Note that this not a full translation of the Dutch version, but only a summary.
As a Cristina Branco fan I also have some criticism.
For the CD Cristina Branco canta Slauerhoff Mila Vidal Paletti translated Dutch poems by Slauerhoff into Portuguese. I think the translations are OK. There are some differences between the translations as printed in the CD booklet, and as sung. Some changes are justified, because they were necessary to make the lyrics singable. Two examples:
First verse, third line.
Assim ia ("so he went") becomes ia assim ("he went so"). The meaning doesn't change, and it sounds better when sung. The Portuguese sounds flow together better, which is what makes the language so beautiful.
Second verse, fourth line:
Written Nem ele se farta das delícias da paixão became the sung
Nem se farta da paixão.
Both seem valid translations of the original "En wordt niet gelescht door lust" ("And is not quenched/assuaged by lust/passion").
There are also some changes that do change the meaning too much, and
that weren't always necessary to make it easier to sing.
Perhaps I'm wrong, and the problem is my insufficient knowledge of Portuguese. If so, please tell me.
Third line of first verse: "De schrale maan verschijnt" ("The bleak/pale moon appears").
Translation: Pálida, a lua assoma ao firmamento.

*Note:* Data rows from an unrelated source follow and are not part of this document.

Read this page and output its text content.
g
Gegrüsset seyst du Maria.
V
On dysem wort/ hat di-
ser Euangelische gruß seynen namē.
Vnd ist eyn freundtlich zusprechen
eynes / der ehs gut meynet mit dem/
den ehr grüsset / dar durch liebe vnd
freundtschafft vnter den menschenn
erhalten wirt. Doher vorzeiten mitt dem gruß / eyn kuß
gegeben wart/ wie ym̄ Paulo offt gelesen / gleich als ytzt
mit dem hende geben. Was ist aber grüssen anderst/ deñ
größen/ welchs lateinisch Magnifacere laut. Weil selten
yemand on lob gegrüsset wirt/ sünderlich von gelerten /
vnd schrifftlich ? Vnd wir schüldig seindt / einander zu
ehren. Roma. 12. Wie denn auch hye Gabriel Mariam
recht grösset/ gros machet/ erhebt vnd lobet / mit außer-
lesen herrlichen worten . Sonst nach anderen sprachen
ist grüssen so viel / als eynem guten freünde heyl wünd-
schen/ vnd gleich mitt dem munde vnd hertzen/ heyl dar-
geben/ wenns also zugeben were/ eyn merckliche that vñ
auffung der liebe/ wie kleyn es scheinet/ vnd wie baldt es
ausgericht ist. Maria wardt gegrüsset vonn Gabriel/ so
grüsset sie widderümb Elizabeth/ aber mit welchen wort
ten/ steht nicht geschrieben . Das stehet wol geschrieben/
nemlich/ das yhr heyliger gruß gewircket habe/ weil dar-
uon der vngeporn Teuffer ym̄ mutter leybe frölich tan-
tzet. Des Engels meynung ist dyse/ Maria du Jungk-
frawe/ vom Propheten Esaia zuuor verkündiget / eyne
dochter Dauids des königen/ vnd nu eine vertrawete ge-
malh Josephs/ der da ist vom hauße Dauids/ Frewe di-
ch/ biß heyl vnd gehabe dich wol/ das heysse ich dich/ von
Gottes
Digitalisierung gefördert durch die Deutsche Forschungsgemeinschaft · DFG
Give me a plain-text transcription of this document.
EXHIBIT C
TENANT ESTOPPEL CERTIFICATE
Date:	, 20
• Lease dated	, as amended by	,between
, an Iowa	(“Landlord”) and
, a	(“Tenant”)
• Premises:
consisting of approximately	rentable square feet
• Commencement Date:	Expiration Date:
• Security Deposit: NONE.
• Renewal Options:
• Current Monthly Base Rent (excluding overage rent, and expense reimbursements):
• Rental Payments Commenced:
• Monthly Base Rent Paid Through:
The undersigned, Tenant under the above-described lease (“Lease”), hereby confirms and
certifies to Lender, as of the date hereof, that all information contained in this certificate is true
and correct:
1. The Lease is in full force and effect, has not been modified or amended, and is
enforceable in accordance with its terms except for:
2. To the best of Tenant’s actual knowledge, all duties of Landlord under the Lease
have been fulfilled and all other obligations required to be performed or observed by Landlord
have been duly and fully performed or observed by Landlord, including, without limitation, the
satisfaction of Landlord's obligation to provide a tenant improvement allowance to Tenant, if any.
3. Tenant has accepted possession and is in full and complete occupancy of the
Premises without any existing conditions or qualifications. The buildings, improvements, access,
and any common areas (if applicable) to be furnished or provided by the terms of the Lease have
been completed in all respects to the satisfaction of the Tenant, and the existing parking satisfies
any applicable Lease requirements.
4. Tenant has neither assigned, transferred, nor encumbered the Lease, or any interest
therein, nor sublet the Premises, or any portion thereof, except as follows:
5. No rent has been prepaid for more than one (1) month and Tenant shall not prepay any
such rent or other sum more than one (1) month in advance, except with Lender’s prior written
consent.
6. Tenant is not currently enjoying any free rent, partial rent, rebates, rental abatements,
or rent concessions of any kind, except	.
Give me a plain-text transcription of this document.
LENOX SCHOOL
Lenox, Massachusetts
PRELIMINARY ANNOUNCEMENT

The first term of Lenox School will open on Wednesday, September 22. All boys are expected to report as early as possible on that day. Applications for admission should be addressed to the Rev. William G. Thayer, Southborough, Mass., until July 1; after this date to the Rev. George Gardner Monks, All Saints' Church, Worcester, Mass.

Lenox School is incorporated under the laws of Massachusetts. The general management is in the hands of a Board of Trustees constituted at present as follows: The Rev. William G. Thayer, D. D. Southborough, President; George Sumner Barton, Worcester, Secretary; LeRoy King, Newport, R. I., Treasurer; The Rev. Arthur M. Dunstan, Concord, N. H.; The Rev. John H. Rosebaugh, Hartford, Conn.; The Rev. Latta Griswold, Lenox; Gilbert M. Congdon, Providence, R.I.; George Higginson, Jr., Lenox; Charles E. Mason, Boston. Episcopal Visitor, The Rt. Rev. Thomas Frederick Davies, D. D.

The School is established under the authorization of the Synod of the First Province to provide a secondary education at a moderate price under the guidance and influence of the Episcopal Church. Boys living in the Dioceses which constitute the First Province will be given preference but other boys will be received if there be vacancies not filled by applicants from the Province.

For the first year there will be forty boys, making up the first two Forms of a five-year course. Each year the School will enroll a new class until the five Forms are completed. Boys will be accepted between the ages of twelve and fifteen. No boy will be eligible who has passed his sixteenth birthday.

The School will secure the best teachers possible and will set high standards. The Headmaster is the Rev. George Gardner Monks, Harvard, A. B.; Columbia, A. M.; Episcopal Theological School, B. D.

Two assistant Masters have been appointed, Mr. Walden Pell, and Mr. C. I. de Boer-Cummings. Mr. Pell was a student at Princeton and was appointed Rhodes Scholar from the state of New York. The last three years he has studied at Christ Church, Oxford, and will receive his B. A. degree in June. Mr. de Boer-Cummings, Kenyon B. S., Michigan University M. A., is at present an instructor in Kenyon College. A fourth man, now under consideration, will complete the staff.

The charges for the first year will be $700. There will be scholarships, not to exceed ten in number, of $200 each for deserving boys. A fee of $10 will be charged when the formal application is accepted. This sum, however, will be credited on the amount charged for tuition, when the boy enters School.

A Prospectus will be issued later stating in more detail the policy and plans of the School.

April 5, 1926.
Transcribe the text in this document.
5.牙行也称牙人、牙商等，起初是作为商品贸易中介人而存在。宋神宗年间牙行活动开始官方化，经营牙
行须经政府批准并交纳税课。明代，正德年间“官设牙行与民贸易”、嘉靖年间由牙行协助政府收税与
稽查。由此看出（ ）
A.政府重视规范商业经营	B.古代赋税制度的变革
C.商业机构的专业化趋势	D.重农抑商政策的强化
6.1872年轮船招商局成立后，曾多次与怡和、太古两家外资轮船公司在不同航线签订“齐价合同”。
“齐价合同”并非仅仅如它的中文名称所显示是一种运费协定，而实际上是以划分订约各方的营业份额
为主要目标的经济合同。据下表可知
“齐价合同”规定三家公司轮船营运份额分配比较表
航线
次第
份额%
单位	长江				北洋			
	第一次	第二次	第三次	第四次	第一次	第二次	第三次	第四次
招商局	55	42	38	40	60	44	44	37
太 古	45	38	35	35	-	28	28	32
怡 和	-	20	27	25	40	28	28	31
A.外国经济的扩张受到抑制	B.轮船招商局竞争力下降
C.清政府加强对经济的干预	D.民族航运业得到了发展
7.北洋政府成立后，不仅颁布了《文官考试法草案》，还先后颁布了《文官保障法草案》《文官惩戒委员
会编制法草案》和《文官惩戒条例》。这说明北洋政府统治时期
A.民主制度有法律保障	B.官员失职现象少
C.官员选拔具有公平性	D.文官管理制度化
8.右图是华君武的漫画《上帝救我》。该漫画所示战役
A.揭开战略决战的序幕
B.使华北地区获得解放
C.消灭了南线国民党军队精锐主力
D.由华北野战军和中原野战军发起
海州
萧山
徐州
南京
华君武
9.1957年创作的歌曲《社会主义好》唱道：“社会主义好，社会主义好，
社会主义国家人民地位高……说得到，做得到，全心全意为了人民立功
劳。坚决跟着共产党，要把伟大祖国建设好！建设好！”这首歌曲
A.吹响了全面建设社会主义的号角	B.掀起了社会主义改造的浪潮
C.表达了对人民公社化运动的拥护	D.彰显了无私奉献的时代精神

But when sung, "lua" (moon) was changed to "luz" (light). Too great a difference, and no real need: "lua" has a syllable too many, but it combines with the a of "assoma", so there is the same number of syllables.
Fourth line, first verse: Voor op de plecht en als de boeg zich hief.
("At the front of the forecastle/forward deck, and when the bow raises itself.")
The printed lyrics have: No alto da coberta, olhando a proa erguer ("On the height of the deck, watching the rising of the bow").
But Cristina sings:
No alto da descoberta, olhando a proa erguer, or literally:
"At the height/climax of the discovery, watching the rising of the bow".
The rhythm is better, but I do object: Coberta means cover, deck, and there is an expression coberta de proa meaning "foredeck". That word proa, bow/prow, returns later in the sentence. That makes coberta a suitable translation.
But descoberta means discovery; that is of course a key issue in these poems, but I find that insufficient reason for such a big change of meaning.
And it is not a occasional mistake: in other recordings of this song the same change can be heard.
Third line of first verse: Nog nooit hield mijn hart het tegen
("Never did my heart stop it").
Translation: Nunca tu, meu coração resististe ("Never did you, my heart, stop it").
In the sung version the word "tu" ("you") is skipped to get a better rhythm. That requires changing the verb, because "heart" is now the subject. So resististe should become resistiu, but that doesn't rhyme with triste. Instead the present tense resiste is sung. Too much change of meaning, unless the rules for the usage of tenses between Dutch and Portuguese are different in a way that I cannot sufficiently judge.
Slauerhoff in poem Saudade:
"Als rieten ruischen bij de stroomen".
(In modern Dutch: "Als rieten ruisen bij de stromen"). In English:
"When reeds/canes gurgle near the streams".
Translation: Canas murmurando à beira-rio ("Reeds/canes murmuring at the strip of the river"). Acceptably translated. But when sung, "canas" is changed to "coisas" ("things, matters"). Too much difference, and unnecessary.
One poem, O engeitado is not sung but recited in Dutch by Cees Nooteboom, to background music. Well done, and great music.
But the effect is spoilt by some errors in the pronunciation: In the title o engeitado the g is pronounced as in give, not as in genre. Such a pity, because Portuguese pronounces a written g the same as French, and Cees Nooteboom as a writer and erudite person probably knows some French.
The few Portuguese words in the Dutch lyrics he pronounces as a kind of
Spanish, but not really: A vida é immenso tristura, and Tudo é dor
become "La vida es imensa tristura" and "Tudo es dor".
Because Spanish "tu eres" and "él es" in Portuguese are "tu és" and "ele é", changing "é" to "és" causes a change in meaning and makes the line ungrammatical.
But perhaps this makes it more authentic: Slauerhoff himself may not have known the correct pronunciation, considering the error in "immenso tristura", which in the (printed, but not sung) Portuguese translation is corrected to "imensa". That is assuming the printed Dutch text is authentic, which I did not check.